1st Alpine Winter Conference on Medicinal and Synthetic Chemistry

 St. Anton, Austria    January 28


For each of the below topics, a slot in the programme will be available for an oral communication selected out of the submitted abstracts.

  • Addressing Preclinical Toxicity – Approaches and Lessons Learned (with panel discussion)

Session Chair: Dr Andy PEAT, GlaxoSmithKline, United States

Preclinical toxicity remains a challenge within drug discovery due to the complexity of biologic systems, limited understanding of drug interactions in vivo, and lack of appropriate assays to rapidly profile compounds. Improvements in this area are critical to successfully reducing the high attrition rates plaguing the pharmaceutical industry. Since many lead optimization programs face toxicity challenges, this session will focus on case studies that highlight strategies, technologies, and lessons learned from teams working to solve these issues. After the talks, a panel discussion is also envisioned to discuss different philosophies and opinions, as well as encourage audience participation.

  • Advances in Lead Generation

Session Chair: Dr Doris RIETHER, Boehringer Ingelheim, Germany

A wealth of lead generation methods has become available and a significant evolvement of the lead generation paradigm has occurred over the past years. Lead generation has become the crucial step in the drug discovery process in particular when dealing with unprecedented and difficult targets or novel target classes. The focus of this session will be on case studies for non-traditional lead generation approaches applying any of the available auxiliary technologies and capabilities such as DNA-encoded libraries or phenotypic screening.

  • Advances in Synthetic Methods

Session Chair: Prof. Nuno MAULIDE, University of Vienna, Austria

Organic synthesis remains a key driver for innovation in medicinal and pharmaceutical chemistry. The development of new and powerful synthetic methods can vastly increase the accessible chemical space, thus unlocking entirely new paths to synthesize novel medicines and natural products. In this session, emerging new methodologies focused on innovative synthetic disconnections as well as their applications to the synthesis of complex and relevant targets will be highlighted.

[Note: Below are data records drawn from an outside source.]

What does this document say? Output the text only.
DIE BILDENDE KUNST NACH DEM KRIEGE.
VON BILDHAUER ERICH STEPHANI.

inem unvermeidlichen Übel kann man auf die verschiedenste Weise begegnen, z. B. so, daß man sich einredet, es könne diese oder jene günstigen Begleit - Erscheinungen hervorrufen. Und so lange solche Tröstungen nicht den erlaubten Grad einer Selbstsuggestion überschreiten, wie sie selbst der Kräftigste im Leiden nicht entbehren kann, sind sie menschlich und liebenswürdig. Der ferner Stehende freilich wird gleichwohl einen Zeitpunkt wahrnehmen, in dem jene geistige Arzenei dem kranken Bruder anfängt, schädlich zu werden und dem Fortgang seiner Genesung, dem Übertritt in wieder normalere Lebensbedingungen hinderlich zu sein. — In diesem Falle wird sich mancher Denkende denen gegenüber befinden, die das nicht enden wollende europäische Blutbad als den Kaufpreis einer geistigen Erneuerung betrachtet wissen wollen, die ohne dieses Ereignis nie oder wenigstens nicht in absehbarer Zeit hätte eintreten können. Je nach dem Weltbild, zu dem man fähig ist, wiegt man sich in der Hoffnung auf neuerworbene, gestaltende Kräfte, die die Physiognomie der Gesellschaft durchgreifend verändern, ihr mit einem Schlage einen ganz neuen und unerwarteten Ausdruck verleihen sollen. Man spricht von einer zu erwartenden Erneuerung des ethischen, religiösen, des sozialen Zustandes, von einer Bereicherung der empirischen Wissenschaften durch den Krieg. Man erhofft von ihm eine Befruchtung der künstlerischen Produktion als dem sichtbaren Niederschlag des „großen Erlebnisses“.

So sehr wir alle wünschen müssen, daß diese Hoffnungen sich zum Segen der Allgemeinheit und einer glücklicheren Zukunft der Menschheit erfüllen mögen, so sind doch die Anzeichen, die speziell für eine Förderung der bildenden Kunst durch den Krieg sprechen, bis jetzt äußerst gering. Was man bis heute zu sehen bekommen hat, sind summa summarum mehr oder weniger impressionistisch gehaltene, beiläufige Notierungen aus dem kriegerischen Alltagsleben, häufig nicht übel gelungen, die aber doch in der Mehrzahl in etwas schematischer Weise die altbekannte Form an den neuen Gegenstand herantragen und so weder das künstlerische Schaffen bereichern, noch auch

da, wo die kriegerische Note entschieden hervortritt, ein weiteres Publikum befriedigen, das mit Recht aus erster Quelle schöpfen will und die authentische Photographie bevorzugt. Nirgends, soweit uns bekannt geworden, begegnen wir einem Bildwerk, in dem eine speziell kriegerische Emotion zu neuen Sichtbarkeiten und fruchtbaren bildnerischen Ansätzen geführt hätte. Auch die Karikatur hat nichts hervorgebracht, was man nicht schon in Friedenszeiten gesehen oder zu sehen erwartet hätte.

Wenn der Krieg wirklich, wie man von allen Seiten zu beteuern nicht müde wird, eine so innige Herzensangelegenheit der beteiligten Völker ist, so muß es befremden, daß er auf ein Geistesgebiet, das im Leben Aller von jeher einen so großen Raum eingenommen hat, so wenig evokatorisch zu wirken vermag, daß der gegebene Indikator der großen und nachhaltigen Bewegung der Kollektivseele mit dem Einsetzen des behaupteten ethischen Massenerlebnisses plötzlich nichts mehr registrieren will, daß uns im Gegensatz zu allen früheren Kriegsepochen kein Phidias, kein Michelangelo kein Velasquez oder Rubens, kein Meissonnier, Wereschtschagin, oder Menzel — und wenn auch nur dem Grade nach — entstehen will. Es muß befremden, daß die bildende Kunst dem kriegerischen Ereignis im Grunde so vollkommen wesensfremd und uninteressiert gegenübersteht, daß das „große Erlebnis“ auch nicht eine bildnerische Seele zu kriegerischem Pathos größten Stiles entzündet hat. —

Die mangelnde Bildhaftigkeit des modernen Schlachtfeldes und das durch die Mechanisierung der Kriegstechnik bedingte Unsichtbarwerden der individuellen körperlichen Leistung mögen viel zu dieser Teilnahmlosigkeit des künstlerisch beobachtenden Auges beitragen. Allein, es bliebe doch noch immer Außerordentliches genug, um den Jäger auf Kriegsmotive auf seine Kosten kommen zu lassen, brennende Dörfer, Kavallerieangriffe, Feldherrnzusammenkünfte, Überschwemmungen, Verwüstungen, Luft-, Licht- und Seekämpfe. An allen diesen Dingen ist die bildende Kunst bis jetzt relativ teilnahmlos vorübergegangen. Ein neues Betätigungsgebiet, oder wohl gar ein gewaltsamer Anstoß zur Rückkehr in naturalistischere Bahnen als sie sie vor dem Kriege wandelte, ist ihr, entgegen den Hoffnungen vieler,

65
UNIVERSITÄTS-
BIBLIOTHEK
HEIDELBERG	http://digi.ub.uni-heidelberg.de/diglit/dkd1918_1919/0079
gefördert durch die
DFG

  • Alternative Modalities

Session Chair: Dr Philippe NANTERMET, Merck, Sharp & Dohme, United States

For many years drug discovery has been almost exclusively focused on small molecules and traditional vaccines. In the past few decades, thanks to advances in molecular biology, protein-based therapeutics, often referred to as “biologics” (antibodies, antibody conjugates, growth factors, modified insulin) have become increasingly successful. As the need for new approaches has become even more pressing, a new quiver of alternative modalities has emerged to help address biological targets that were previously deemed very difficult to drug, including extra- and intracellular therapeutic targets. These approaches include modified peptides and oligonucleotides, macrocyclic peptides, various conjugates that combine effector (agonism, antagonism, silencing,…) and other functions such as specific delivery or pharmacokinetics modulation. This session will feature stories from pharma and/or academia that illustrate the most recent advances in this ever more important area of modality innovation.

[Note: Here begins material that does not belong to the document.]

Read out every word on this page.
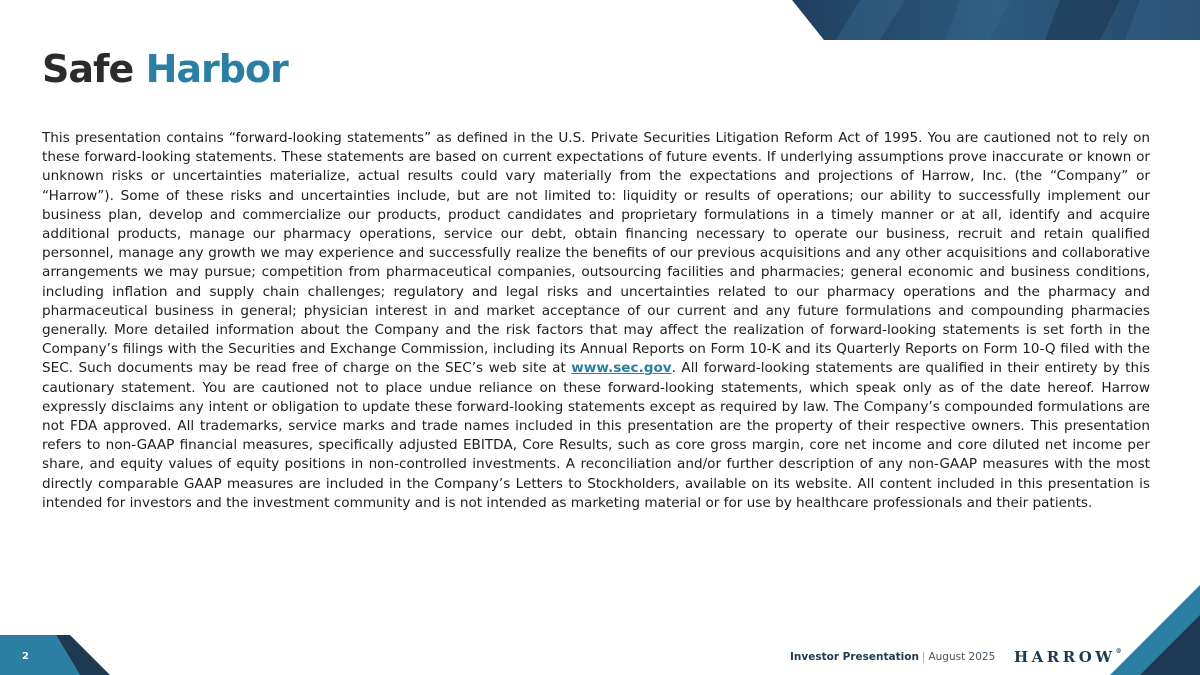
Safe Harbor

This presentation contains “forward-looking statements” as defined in the U.S. Private Securities Litigation Reform Act of 1995. You are cautioned not to rely on these forward-looking statements. These statements are based on current expectations of future events. If underlying assumptions prove inaccurate or known or unknown risks or uncertainties materialize, actual results could vary materially from the expectations and projections of Harrow, Inc. (the “Company” or “Harrow”). Some of these risks and uncertainties include, but are not limited to: liquidity or results of operations; our ability to successfully implement our business plan, develop and commercialize our products, product candidates and proprietary formulations in a timely manner or at all, identify and acquire additional products, manage our pharmacy operations, service our debt, obtain financing necessary to operate our business, recruit and retain qualified personnel, manage any growth we may experience and successfully realize the benefits of our previous acquisitions and any other acquisitions and collaborative arrangements we may pursue; competition from pharmaceutical companies, outsourcing facilities and pharmacies; general economic and business conditions, including inflation and supply chain challenges; regulatory and legal risks and uncertainties related to our pharmacy operations and the pharmacy and pharmaceutical business in general; physician interest in and market acceptance of our current and any future formulations and compounding pharmacies generally. More detailed information about the Company and the risk factors that may affect the realization of forward-looking statements is set forth in the Company’s filings with the Securities and Exchange Commission, including its Annual Reports on Form 10-K and its Quarterly Reports on Form 10-Q filed with the SEC. Such documents may be read free of charge on the SEC’s web site at www.sec.gov. All forward-looking statements are qualified in their entirety by this cautionary statement. You are cautioned not to place undue reliance on these forward-looking statements, which speak only as of the date hereof. Harrow expressly disclaims any intent or obligation to update these forward-looking statements except as required by law. The Company’s compounded formulations are not FDA approved. All trademarks, service marks and trade names included in this presentation are the property of their respective owners. This presentation refers to non-GAAP financial measures, specifically adjusted EBITDA, Core Results, such as core gross margin, core net income and core diluted net income per share, and equity values of equity positions in non-controlled investments. A reconciliation and/or further description of any non-GAAP measures with the most directly comparable GAAP measures are included in the Company’s Letters to Stockholders, available on its website. All content included in this presentation is intended for investors and the investment community and is not intended as marketing material or for use by healthcare professionals and their patients.

2	Investor Presentation | August 2025 HARROW®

  • Challenges and Opportunities in Fragment Based Drug Discovery

Session Chair: Dr Alison WOOLFORD, Astex Pharmaceuticals, United Kingdom

Fragment based technologies are now accepted as a major contributing part of the drug discovery process, and have been adopted by academia and the pharmaceutical industry. This section will highlight some of the key challenges involved in working with fragments, and cover screening, hit identification and subsequent successful development into tangible lead compounds.

  • Chemical Biology in Drug and Target Discovery

Session Chair: Dr Matthew HAYWARD, Pfizer, United States

Chemical biology is a rapidly growing field of study at the interface of chemistry, biology, and biophysics and is utilized to interrogate, modulate, and/or elucidate biological pathways and targets of interest. Professor Benjamin Cravatt will open the session and discuss activity based proteomics for target and inhibitor discovery. The second half of the chemical biology track will illustrate stories from pharma centered around the use of chemical biology in drug discovery environment.

  • Drug Discovery Tales

Session Chair: Dr Sarah SKERRATT, Convergence Pharmaceuticals, United Kingdom)

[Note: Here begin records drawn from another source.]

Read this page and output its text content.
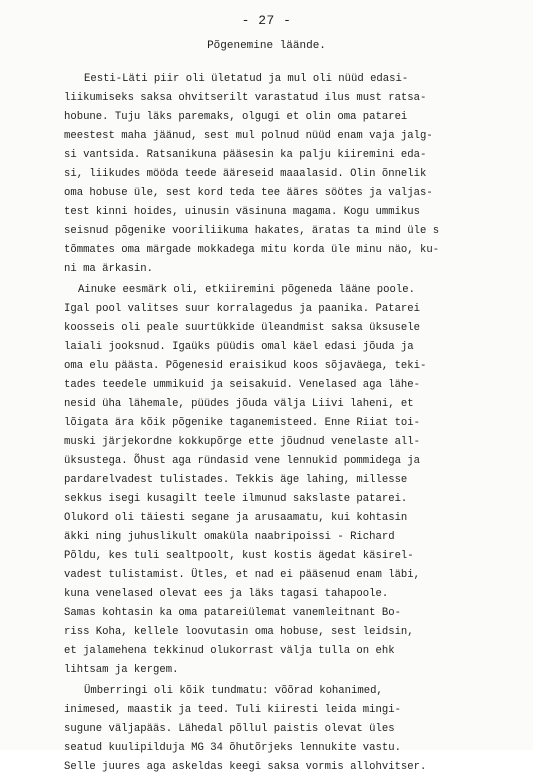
- 27 -
Põgenemine läände.
Eesti-Läti piir oli ületatud ja mul oli nüüd edasi-
liikumiseks saksa ohvitserilt varastatud ilus must ratsa-
hobune. Tuju läks paremaks, olgugi et olin oma patarei
meestest maha jäänud, sest mul polnud nüüd enam vaja jalg-
si vantsida. Ratsanikuna pääsesin ka palju kiiremini eda-
si, liikudes mööda teede ääreseid maaalasid. Olin õnnelik
oma hobuse üle, sest kord teda tee ääres söötes ja valjas-
test kinni hoides, uinusin väsinuna magama. Kogu ummikus
seisnud põgenike vooriliikuma hakates, äratas ta mind üle s
tõmmates oma märgade mokkadega mitu korda üle minu näo, ku-
ni ma ärkasin.
Ainuke eesmärk oli, etkiiremini põgeneda lääne poole.
Igal pool valitses suur korralagedus ja paanika. Patarei
koosseis oli peale suurtükkide üleandmist saksa üksusele
laiali jooksnud. Igaüks püüdis omal käel edasi jõuda ja
oma elu päästa. Põgenesid eraisikud koos sõjaväega, teki-
tades teedele ummikuid ja seisakuid. Venelased aga lähe-
nesid üha lähemale, püüdes jõuda välja Liivi laheni, et
lõigata ära kõik põgenike taganemisteed. Enne Riiat toi-
muski järjekordne kokkupõrge ette jõudnud venelaste all-
üksustega. Õhust aga ründasid vene lennukid pommidega ja
pardarelvadest tulistades. Tekkis äge lahing, millesse
sekkus isegi kusagilt teele ilmunud sakslaste patarei.
Olukord oli täiesti segane ja arusaamatu, kui kohtasin
äkki ning juhuslikult omaküla naabripoissi - Richard
Põldu, kes tuli sealtpoolt, kust kostis ägedat käsirel-
vadest tulistamist. Ütles, et nad ei pääsenud enam läbi,
kuna venelased olevat ees ja läks tagasi tahapoole.
Samas kohtasin ka oma patareiülemat vanemleitnant Bo-
riss Koha, kellele loovutasin oma hobuse, sest leidsin,
et jalamehena tekkinud olukorrast välja tulla on ehk
lihtsam ja kergem.
Ümberringi oli kõik tundmatu: võõrad kohanimed,
inimesed, maastik ja teed. Tuli kiiresti leida mingi-
sugune väljapääs. Lähedal põllul paistis olevat üles
seatud kuulipilduja MG 34 õhutõrjeks lennukite vastu.
Selle juures aga askeldas keegi saksa vormis allohvitser.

This session will be put together by selected proposals out of the abstract submissions.

  • Late Stage Functionalization

Session Chair: Dr Guido KOCH, Novartis, Switzerland

Late Stage Functionalization (LSF) holds the potential to revolutionize the logic of chemical synthesis and open new ways to prepare novel natural products and medicines. The availability of new powerful catalytic chemistries for LSF showing a high degree of functional group tolerance and that can be performed under mild conditions offer tremendous opportunities for chemists to access new molecules that cannot be made easily by conventional approaches. The session will cover topics of emerging areas in LSF for complex molecules.